The recent opinion research that has been done by ACA points to the fact that parents say the best thing about camp experiences for their children is "fun" The bottom line is that most parents are not going to send their children to camp if the children don't have fun. Fun, then, becomes important glue that is often taken for granted and/or ignored in our endeavors to show why camp is developmentally good for children. Inherently, we assume that what we do at camp is done within the context of fun, but perhaps fun has something more to offer as both a process as well as an outcome of camp. Camp experiences may be one way to help young people find "good, clean, healthy" fun.

A major uniqueness of camp is that it can facilitate the expression of enjoyment. Over twenty-five centuries ago, Plato wrote that the most important task for a society is to teach the young to find pleasure in the right things. The "right things" may be understood differently, but the focus of camps ought to define those right things in providing opportunities for enjoyment in the outdoors. Finding pleasure in the right things is critical to helping young people grow up. Although the values of our profession go beyond "fun and games," that mirth and enjoyment is integral to our work.

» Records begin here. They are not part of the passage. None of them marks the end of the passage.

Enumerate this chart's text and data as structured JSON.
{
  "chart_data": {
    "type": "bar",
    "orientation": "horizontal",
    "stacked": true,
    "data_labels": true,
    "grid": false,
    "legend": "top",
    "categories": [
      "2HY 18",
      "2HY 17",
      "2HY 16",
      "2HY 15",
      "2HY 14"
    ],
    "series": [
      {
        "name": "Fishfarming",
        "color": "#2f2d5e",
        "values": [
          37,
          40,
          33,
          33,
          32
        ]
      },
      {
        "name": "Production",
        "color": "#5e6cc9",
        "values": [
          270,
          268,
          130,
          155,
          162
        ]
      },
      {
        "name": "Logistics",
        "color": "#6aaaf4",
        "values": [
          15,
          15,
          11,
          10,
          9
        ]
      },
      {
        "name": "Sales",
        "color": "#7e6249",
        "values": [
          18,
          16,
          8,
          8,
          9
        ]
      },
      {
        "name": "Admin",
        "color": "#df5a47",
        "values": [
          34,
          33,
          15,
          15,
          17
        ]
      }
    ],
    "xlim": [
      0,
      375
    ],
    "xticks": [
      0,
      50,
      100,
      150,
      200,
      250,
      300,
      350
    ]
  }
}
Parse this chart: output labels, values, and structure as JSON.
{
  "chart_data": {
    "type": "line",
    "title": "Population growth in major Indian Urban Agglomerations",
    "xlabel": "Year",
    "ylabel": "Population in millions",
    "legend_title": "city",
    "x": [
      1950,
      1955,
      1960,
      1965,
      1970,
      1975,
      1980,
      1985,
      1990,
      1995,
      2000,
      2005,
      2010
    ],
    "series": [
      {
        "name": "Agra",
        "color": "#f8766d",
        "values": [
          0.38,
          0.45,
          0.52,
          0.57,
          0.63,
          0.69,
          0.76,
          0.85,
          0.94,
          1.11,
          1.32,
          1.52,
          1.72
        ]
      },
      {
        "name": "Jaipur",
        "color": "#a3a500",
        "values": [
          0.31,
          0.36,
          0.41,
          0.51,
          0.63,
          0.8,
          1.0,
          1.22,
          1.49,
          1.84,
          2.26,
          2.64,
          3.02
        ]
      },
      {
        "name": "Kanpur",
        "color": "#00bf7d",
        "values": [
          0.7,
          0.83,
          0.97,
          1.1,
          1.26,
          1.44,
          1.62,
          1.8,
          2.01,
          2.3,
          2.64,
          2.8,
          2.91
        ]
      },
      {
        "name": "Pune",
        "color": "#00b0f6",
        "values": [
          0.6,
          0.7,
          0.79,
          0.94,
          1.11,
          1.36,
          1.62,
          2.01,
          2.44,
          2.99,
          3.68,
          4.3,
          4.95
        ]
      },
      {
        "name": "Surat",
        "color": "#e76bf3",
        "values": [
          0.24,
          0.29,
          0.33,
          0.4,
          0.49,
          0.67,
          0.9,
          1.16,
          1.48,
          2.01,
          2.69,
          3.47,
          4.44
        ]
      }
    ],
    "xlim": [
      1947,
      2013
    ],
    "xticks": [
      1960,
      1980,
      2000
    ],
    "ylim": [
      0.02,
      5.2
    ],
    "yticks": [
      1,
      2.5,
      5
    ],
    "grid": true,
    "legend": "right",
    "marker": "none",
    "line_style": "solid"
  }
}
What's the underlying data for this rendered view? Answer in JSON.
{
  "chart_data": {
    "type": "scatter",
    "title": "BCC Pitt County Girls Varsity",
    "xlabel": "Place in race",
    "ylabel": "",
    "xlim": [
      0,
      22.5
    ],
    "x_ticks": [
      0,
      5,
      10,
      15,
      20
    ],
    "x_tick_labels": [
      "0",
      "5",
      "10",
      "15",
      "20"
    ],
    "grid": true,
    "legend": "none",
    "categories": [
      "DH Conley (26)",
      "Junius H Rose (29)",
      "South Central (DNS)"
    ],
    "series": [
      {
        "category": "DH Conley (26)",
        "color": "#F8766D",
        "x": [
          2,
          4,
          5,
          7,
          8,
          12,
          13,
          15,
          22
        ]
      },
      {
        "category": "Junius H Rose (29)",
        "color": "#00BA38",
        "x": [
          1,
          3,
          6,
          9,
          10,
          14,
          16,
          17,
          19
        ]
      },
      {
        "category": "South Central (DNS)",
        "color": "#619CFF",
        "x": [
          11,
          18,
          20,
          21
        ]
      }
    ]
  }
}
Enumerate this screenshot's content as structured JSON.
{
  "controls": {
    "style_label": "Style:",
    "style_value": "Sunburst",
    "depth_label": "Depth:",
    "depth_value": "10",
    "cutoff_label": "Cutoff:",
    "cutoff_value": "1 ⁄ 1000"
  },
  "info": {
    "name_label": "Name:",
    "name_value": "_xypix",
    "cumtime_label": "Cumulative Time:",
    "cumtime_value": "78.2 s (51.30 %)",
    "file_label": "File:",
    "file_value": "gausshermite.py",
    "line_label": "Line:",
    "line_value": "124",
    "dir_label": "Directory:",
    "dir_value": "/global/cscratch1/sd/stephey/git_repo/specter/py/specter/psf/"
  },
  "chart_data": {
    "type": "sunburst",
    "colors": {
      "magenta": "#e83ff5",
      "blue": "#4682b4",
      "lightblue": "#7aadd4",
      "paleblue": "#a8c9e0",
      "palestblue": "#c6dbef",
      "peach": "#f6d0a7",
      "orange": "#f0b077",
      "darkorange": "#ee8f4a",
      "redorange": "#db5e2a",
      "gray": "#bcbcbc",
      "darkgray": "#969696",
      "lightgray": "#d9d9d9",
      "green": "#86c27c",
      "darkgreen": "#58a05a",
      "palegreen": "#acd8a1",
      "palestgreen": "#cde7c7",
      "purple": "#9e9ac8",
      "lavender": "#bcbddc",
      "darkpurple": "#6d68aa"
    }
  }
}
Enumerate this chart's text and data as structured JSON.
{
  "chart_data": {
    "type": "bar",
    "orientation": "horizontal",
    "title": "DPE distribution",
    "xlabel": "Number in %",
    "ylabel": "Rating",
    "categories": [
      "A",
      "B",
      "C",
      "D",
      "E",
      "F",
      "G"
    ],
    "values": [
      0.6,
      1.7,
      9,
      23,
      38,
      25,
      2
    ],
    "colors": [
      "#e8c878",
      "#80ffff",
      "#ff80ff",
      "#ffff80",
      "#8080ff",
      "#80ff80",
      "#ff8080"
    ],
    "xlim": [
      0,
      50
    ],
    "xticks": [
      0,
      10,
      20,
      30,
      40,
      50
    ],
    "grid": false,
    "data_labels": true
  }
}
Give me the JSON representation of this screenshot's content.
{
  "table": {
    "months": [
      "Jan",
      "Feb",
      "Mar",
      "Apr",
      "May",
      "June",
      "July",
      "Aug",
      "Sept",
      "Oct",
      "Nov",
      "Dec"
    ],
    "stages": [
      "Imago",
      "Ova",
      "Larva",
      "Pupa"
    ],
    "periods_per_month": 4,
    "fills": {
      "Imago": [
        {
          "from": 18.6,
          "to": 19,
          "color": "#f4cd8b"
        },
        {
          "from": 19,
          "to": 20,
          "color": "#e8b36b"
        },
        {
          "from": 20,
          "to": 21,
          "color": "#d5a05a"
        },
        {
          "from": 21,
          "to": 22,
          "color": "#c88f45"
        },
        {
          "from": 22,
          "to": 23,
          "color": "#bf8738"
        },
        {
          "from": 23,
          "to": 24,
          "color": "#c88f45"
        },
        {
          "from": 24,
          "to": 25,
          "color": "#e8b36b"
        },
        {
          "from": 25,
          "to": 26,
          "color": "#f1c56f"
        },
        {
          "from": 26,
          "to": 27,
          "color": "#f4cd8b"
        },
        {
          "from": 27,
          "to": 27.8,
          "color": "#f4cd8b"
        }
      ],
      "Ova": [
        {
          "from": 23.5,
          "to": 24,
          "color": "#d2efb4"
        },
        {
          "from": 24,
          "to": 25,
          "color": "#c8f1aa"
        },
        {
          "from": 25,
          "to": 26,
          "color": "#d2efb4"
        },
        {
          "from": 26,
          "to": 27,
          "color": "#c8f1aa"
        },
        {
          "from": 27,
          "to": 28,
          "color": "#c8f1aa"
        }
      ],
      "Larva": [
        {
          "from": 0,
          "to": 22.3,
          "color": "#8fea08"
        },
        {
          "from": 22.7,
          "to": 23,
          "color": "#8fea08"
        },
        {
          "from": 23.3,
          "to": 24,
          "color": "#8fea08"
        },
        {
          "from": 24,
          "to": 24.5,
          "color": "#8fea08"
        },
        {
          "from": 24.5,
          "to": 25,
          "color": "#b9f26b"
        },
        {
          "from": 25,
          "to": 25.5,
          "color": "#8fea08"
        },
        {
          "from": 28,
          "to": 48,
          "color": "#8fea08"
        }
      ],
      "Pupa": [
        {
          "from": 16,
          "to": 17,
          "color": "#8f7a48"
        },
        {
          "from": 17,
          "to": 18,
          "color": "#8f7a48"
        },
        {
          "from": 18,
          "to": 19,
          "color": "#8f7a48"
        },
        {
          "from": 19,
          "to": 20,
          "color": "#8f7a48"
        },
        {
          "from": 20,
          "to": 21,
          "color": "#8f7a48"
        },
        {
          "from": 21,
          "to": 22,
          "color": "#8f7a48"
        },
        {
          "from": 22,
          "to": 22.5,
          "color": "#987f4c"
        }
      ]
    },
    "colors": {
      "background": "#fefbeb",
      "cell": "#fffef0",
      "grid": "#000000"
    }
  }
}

Camp experiences, as much as any other endeavor that a child might undertake, offer the potential for positive and prosocial joy. The extent to which camp professionals embrace the value of fun may set a course for the future. Nothing is wrong with individuals finding creativity, imagination, merriment, exuberance, playfulness, or goofiness in what they undertake in camp experiences. Although the social and physical outcomes of camp should be articulated often, these effective components must not be overlooked in talking about why camp is important. Let's acknowledge the central existence of fun in camp programs and strive to find every opportunity we can to put joy into our campers' lives.